While Kim Ahonoukoun’s artwork draws from the legacy of the great impressionists, nothing about her journey is conventional. The French Canadian artist originally planned on becoming a lawyer, completing law school before deciding to pivot into event planning. “I did event planning for 14 years until COVID shut the world down,” she says. A highly intuitive person, Kim sensed even before the pandemic broke out that she was ready for a change. “I knew I needed to switch things around and so I was actually going to start doing wellness retreats.”
It was because of this interest in wellness retreats that Kim began a practice of daily guided meditation, tuning into herself and her desires in order to determine her next step.
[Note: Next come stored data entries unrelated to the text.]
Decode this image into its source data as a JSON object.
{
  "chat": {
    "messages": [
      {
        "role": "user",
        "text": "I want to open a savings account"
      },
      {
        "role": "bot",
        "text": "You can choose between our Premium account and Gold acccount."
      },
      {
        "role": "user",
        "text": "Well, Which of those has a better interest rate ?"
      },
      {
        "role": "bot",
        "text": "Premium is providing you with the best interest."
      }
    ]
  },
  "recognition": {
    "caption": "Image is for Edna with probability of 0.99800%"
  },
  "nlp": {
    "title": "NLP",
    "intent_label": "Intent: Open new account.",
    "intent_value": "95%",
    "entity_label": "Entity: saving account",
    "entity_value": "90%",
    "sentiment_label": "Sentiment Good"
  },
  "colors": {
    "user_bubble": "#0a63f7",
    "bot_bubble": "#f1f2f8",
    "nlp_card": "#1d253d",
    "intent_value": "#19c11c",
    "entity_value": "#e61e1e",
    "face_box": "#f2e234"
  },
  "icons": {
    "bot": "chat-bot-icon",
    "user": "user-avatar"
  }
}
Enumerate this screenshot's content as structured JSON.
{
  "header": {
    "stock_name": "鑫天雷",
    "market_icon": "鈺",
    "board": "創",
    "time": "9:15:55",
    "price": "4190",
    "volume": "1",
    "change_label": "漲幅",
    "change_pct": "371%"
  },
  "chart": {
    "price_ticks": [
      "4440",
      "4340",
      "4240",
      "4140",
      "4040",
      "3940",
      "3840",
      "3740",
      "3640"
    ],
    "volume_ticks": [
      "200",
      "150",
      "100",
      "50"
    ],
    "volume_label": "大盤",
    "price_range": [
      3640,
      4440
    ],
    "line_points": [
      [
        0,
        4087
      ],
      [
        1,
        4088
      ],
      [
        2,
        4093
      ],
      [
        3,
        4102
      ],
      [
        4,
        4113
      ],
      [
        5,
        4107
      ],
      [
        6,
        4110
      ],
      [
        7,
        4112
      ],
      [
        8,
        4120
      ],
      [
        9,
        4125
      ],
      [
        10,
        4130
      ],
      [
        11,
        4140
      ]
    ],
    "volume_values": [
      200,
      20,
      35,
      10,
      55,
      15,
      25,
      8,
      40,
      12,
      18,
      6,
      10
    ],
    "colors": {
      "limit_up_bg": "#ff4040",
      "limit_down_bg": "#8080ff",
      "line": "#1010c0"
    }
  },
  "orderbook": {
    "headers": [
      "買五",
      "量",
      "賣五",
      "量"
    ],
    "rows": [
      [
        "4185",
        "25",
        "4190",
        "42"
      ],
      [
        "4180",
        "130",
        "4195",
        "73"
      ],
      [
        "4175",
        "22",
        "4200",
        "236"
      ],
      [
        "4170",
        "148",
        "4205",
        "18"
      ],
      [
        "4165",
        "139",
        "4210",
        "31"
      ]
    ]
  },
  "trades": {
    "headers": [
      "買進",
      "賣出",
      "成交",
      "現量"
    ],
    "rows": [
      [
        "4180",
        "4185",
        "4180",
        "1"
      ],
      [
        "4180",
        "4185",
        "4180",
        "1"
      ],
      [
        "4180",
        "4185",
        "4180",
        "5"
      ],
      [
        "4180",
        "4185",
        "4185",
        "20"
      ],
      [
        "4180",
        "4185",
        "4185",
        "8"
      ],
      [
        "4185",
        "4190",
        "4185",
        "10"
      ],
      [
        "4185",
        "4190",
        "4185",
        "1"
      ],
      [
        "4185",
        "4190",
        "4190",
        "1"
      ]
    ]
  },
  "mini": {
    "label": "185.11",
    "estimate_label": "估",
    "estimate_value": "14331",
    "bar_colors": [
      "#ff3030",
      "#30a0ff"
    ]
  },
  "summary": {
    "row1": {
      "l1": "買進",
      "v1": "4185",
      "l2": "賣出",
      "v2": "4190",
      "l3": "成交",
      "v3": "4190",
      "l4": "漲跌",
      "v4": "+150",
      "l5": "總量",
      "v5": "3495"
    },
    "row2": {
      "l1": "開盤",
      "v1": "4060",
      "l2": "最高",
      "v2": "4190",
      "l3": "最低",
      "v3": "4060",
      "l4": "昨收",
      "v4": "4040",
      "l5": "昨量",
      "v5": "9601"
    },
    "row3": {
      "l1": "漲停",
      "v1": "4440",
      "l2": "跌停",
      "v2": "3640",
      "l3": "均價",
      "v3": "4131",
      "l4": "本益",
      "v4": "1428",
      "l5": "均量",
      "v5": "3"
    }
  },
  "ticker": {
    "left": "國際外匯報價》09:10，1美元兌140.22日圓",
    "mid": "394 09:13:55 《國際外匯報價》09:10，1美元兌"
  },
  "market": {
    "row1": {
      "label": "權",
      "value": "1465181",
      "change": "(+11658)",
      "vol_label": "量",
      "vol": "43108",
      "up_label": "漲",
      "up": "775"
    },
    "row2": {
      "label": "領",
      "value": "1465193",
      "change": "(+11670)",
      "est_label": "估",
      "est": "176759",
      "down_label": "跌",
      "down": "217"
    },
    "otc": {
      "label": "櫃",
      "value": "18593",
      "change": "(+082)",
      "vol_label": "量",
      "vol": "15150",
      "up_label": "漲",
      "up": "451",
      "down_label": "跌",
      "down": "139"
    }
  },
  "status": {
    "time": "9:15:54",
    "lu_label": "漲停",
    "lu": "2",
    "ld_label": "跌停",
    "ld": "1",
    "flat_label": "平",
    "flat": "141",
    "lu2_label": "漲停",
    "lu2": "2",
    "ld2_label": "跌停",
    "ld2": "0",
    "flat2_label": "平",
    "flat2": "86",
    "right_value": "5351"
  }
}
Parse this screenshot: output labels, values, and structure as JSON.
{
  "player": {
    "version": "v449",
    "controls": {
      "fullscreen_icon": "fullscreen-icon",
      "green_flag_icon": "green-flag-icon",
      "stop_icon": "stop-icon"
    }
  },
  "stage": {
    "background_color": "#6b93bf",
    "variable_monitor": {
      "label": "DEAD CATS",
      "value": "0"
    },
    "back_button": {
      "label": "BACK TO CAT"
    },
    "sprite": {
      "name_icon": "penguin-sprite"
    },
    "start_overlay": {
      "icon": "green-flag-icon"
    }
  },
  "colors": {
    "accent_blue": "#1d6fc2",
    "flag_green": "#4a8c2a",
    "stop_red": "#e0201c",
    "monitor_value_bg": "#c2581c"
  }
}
It was during one of these sessions that she had a breakthrough. “I had a vision, voice, whatever you can call it, that told me I needed to continue Claude Monet’s legacy by starting oil painting, which I had never done in my entire life.”
At 35 years old, Kim had barely ever picked up a paintbrush, let alone experimented with the highly technical art of oil painting. “I always was an artsy kid, don’t get me wrong, I played music and I was doing arts and crafts all the time, but I had never been to art school. Every time I was at a crossroads where I had to choose between something artsy and something rational, I chose the latter.”
Yet despite the life choices that took her away from the arts, Kim had artistic talent deep inside of her, simply waiting to be tapped into. “The first time I painted, I painted water lilies. I was one month into an art academy course I found, just learning the basics and I sat down and painted a very small 20x16 painting of water lilies, which I called Midnight in the Everglades. Afterward, I called my mom and brother and sent them the painting. They were like, ‘Who did this?’ When I told them I painted it they said, ‘No, no way, not possible.’”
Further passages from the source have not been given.